CHAPITRE 1
L’année des recentrages « On nous l’a changé. » En quittant l’Elysée ce 13 janvier 2010, ils se le disent tous. D’ordinaire, quand le Président recevait les parlementaires, il ne leur ménageait pas les piques ni les réprimandes. Or pour cette cérémonie des vœux, il est tout miel. Et leur dispense des « Chers amis » affectueux en pagaille. « Son discours était calme et serein. » Une heureuse surprise.
Ceux qui avaient prêté attention à ses vœux télévisés du 31 décembre – même s’ils avaient d’autres préoccupations plus personnelles pour la soirée – avaient déjà noté son style rassembleur et quelques glissements sémantiques. Par exemple : son souhait de redonner un sens au « beau mot de fraternité » – un mot qui ne figurait pas jusque-là dans son vocabulaire. (La droite avait daubé Ségolène Royal quand elle l’avait scandé au Zénith272.) Comme s’il ne figurait pas au fronton républicain… « Nous devons rester unis, pouvoir débattre sans nous déchirer. » La France unie. La référence est cette fois mitterrandienne.
La décision a été mûrie depuis quelques semaines avec ses conseillers en communication. D’abord il est moins prolixe : seulement onze discours de vœux, deux fois moins que l’année précédente. Tout le monde respire.
Le 26 de ce mois, il rencontre sur TF1 onze Français touchés par la crise, sélectionnés par la chaîne. Jean-Pierre Pernaut jouant, comme d’ordinaire, les modérateurs. Pour la première fois sur un ton de confidence, il avoue ses difficultés : « Je vous demande de considérer que mon travail n’est pas très facile. Je suis Président et j’assume. » Ou encore : « Si vous croyez que cela m’amuse de faire la réforme des retraites ? » A une jeune étudiante diplômée d’un master de marketing et qui ne trouve pas de travail, il répond : « C’est la crise, Nathalie, nous avons près de 450 000 chômeurs de plus, la réponse à votre situation, c’est la croissance. » Et il tente d’attirer dans son camp un syndicaliste CGT de chez Renault : « La stratégie de Renault ces dix dernières années, je ne l’accepte pas. » Un message clair. Quelques jours plus tôt, il avait convoqué Carlos Ghosn, le président de l’entreprise, après que La Tribune avait révélé que celui-ci envisageait de « délocaliser la fabrication des Clio 4 en Turquie ». Hélas, le coût de la production de la Clio en France est en effet supérieur de 10 % à ce qu’il serait là-bas.
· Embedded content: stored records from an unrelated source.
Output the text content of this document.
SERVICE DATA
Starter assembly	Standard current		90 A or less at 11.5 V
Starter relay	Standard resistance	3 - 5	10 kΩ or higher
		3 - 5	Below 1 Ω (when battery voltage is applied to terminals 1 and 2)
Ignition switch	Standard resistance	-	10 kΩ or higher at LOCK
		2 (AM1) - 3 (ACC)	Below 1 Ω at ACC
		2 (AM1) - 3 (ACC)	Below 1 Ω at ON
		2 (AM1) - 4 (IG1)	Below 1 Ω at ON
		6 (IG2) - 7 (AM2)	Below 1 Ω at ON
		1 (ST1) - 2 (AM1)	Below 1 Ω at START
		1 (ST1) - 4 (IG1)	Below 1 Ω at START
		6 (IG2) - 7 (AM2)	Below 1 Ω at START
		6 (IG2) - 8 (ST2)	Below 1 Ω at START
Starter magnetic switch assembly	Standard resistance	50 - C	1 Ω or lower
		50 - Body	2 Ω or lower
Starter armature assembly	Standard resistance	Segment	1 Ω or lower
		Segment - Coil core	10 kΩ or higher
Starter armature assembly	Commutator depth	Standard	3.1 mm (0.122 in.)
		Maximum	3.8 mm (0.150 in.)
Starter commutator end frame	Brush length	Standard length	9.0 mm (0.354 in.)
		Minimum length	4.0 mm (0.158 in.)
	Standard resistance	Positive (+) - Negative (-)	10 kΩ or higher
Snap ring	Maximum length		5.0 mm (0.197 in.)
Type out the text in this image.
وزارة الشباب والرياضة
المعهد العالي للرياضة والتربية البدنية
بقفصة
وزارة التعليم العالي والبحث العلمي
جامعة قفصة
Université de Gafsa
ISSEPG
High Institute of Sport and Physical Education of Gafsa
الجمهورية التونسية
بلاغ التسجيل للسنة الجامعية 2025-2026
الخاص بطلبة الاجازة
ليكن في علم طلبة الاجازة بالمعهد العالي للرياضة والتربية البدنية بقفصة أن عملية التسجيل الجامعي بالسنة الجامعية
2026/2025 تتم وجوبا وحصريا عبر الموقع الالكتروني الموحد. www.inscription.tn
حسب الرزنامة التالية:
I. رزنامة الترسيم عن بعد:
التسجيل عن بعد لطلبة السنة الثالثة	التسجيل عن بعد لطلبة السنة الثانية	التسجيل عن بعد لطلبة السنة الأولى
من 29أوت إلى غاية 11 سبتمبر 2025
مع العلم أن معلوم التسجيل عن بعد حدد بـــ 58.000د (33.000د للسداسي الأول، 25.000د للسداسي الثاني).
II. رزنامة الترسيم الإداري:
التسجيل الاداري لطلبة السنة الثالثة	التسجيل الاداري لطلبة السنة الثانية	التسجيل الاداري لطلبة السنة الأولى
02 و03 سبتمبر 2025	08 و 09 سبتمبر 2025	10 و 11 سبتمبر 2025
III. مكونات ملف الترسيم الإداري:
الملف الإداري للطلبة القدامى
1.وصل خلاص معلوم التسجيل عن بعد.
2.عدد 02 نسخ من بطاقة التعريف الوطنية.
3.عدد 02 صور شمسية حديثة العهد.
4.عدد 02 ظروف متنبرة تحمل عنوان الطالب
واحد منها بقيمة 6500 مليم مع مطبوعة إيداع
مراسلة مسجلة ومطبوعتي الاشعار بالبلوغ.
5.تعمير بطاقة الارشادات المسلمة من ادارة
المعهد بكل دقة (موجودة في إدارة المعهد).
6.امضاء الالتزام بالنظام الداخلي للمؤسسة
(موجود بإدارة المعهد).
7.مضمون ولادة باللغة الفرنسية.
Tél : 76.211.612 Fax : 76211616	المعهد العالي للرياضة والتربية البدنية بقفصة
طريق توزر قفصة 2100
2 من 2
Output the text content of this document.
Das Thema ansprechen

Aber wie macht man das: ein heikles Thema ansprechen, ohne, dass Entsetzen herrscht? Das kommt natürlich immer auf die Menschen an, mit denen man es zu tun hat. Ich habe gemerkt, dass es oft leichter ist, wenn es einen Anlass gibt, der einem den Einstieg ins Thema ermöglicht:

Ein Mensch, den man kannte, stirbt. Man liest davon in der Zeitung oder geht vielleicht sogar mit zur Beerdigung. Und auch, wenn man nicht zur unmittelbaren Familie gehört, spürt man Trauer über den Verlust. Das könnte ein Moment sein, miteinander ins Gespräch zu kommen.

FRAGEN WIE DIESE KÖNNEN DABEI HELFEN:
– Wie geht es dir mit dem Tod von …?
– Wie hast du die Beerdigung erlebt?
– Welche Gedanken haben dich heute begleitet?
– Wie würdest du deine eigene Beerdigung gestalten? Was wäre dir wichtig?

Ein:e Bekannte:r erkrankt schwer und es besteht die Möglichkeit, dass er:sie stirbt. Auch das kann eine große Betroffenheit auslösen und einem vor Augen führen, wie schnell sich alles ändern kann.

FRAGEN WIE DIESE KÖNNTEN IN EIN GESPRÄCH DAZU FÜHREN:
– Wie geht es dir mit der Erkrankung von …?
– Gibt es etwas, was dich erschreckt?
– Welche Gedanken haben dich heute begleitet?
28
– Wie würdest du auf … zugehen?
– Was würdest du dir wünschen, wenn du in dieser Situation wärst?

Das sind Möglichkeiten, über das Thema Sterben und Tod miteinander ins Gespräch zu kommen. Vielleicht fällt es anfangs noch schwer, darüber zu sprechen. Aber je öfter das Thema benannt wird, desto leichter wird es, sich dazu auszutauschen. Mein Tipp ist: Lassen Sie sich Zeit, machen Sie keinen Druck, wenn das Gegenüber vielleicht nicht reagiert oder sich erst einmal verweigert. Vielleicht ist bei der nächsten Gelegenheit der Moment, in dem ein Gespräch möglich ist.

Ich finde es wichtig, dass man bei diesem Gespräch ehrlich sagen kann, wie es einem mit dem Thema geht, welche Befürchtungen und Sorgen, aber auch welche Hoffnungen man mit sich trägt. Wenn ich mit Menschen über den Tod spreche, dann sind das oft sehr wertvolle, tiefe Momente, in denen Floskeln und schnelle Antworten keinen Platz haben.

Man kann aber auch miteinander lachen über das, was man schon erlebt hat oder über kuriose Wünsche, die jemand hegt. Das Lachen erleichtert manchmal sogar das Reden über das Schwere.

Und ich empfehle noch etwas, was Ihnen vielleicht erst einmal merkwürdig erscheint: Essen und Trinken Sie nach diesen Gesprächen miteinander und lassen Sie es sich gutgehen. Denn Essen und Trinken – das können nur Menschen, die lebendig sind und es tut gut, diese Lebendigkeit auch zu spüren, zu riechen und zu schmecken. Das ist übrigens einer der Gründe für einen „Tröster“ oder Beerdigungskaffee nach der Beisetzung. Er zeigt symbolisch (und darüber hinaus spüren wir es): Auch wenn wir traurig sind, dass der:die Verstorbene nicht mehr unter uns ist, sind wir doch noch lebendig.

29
C’est à l’industrie que le passage aux 35 heures a coûté le plus cher273. En 2000, le coût du travail horaire était le même en France et en Allemagne. En 2010, il est supérieur de 12 % chez nous. Les ouvriers de Renault, inquiets de cette perspective de délocalisation, menacent de faire grève. Dûment sermonné, le PDG de Renault, à qui l’on vient de rappeler les bienfaits de la prime à la casse et le prêt de six milliards consenti aux constructeurs, s’est engagé à réfléchir… Jusqu’en 2013.
A un professeur contractuel qui souffre de ne toujours pas être titularisé au bout de quinze ans, Nicolas Sarkozy, emporté par le même élan généreux, répond qu’il « serait favorable, lui, à sa titularisation ». Une réponse que Luc Chatel reçoit tel un coup en pleine poitrine, alors qu’il est en train de supprimer des postes dans l’Education nationale274.
A une productrice de lait, obligée d’emprunter pour nourrir sa famille, il promet bien sûr de ne pas laisser mourir l’agriculture française. Et ainsi de suite… Deux heures et demie de pédagogie et de promesses.
Huit millions et demi de téléspectateurs sont restés jusqu’au bout devant leur écran. L’Elysée y voit la preuve que le Président malmené dans les sondages est toujours entendu, donc compris.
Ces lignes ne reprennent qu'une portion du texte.